We have had quite a lot of back and forth on this blog about Boston charter schools, in anticipation of the vote this November in Massachusetts about lifting the charter cap and adding another 12 charter schools every year forever. Pro-charter advocates argue that the Boston charters are not only outstanding in test scores but that their attrition rate is no different from that of the public schools, or possibly even less than the public schools.

Jersey Jazzman (aka Mark Weber) is a teacher and is studying for his doctorate at Rutgers, where he specializes in data analysis.

In this post, he demolishes the claim that Boston charters have a low attrition rate. As he shows, using state data,

In the last decade, Boston’s charter sector has had substantially greater cohort attrition than the Boston Public Schools.
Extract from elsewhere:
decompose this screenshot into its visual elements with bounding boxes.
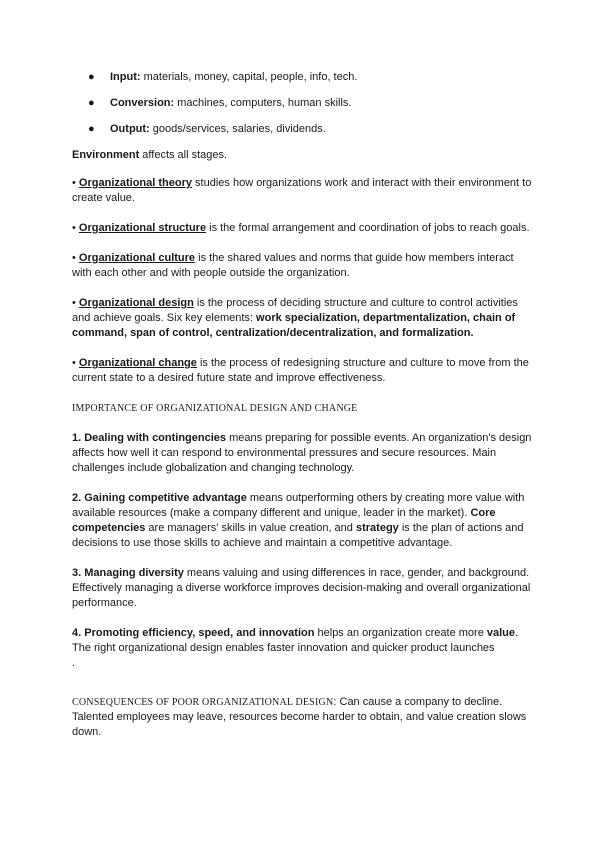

In fact, even though the data is noisy, you could make a pretty good case the difference in cohort attrition rates has grown over the last five years.

Is this proof that the independent charters are doing a bad job? I wouldn’t say so; I’m sure these schools are full of dedicated staff, working hard to serve their students. But there is little doubt that the public schools are doing a job that charters are not: they are educating the kids who don’t stay in the charters, or who arrive too late to feel like enrolling in them is a good choice.
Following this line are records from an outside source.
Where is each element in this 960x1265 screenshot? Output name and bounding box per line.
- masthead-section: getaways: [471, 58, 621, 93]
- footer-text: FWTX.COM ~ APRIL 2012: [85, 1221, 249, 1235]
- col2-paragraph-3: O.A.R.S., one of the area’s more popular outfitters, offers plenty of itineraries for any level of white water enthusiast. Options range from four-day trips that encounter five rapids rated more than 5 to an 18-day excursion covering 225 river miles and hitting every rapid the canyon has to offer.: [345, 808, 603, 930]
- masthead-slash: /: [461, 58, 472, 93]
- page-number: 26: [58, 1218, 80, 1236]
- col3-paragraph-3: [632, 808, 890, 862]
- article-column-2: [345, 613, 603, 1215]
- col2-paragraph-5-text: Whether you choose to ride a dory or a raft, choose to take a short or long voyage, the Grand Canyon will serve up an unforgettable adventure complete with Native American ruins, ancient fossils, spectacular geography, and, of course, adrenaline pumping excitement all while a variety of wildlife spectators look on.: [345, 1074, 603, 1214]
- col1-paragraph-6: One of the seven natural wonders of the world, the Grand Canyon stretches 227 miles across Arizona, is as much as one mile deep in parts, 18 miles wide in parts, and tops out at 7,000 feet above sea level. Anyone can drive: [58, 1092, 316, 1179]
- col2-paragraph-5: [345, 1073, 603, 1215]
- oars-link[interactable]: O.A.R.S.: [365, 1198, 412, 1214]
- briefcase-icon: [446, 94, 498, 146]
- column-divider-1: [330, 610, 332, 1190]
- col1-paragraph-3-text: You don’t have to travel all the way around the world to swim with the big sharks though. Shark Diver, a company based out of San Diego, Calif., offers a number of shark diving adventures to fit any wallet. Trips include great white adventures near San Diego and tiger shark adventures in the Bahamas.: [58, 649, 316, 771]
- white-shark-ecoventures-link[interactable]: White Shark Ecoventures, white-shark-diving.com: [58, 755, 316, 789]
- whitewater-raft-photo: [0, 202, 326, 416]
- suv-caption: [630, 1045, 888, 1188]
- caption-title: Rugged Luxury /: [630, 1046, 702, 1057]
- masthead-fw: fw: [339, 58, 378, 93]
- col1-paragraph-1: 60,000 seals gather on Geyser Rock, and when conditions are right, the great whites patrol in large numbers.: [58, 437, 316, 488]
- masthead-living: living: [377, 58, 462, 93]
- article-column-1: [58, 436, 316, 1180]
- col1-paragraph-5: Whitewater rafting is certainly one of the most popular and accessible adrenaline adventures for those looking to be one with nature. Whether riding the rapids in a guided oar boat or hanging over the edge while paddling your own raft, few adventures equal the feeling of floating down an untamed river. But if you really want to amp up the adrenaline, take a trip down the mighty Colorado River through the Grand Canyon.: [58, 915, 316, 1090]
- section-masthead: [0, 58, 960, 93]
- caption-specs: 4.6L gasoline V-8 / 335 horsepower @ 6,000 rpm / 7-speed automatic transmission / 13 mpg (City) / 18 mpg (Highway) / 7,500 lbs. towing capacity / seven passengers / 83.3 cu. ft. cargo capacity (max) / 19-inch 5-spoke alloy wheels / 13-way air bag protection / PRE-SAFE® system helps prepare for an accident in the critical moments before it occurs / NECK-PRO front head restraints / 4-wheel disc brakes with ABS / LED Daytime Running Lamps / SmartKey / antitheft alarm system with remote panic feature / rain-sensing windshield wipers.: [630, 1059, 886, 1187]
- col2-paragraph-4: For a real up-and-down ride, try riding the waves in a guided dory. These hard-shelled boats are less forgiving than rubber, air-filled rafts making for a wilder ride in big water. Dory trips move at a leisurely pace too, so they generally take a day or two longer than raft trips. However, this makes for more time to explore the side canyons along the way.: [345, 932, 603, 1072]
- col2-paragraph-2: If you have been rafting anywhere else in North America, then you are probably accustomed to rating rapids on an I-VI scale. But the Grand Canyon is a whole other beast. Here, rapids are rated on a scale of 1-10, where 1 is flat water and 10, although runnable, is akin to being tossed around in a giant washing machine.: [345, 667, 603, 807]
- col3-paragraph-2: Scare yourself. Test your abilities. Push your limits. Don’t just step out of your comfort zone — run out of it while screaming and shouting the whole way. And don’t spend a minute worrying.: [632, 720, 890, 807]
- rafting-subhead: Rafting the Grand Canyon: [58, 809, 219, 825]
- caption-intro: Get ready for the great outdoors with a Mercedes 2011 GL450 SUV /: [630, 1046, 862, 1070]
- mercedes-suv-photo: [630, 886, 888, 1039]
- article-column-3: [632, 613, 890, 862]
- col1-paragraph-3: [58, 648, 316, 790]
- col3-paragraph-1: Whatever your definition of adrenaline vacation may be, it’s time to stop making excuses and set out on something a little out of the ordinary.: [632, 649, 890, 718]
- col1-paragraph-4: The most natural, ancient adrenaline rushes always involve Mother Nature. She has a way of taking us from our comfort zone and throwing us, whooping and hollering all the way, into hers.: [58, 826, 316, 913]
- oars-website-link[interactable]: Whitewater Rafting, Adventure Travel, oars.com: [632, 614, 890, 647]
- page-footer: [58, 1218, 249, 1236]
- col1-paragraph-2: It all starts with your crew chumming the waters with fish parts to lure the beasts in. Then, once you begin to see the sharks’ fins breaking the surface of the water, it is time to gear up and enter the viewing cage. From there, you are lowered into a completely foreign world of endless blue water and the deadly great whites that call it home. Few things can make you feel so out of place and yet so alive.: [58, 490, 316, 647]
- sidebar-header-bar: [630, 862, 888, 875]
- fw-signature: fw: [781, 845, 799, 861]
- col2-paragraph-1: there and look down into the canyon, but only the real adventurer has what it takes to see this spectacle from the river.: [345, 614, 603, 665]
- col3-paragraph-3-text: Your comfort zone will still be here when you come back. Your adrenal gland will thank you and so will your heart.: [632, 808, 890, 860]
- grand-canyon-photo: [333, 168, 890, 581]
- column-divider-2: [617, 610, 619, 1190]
This is a serious issue, and the voters of Massachusetts should be made aware of it before they cast their votes. We know that charter schools have had detrimental effects on the finances of their host school systems in other states. Massachusetts’ charter law has one of the more generous reimbursement policies for host schools, but these laws do little more than delay the inevitable: charter expansion, by definition, is inefficient because administrative functions are replicated. And that means less money in the classroom.

Is it really worth expanding charters and risking further injury to BPS when the charter sector appears, at least at the high school level, to rely so heavily on cohort attrition?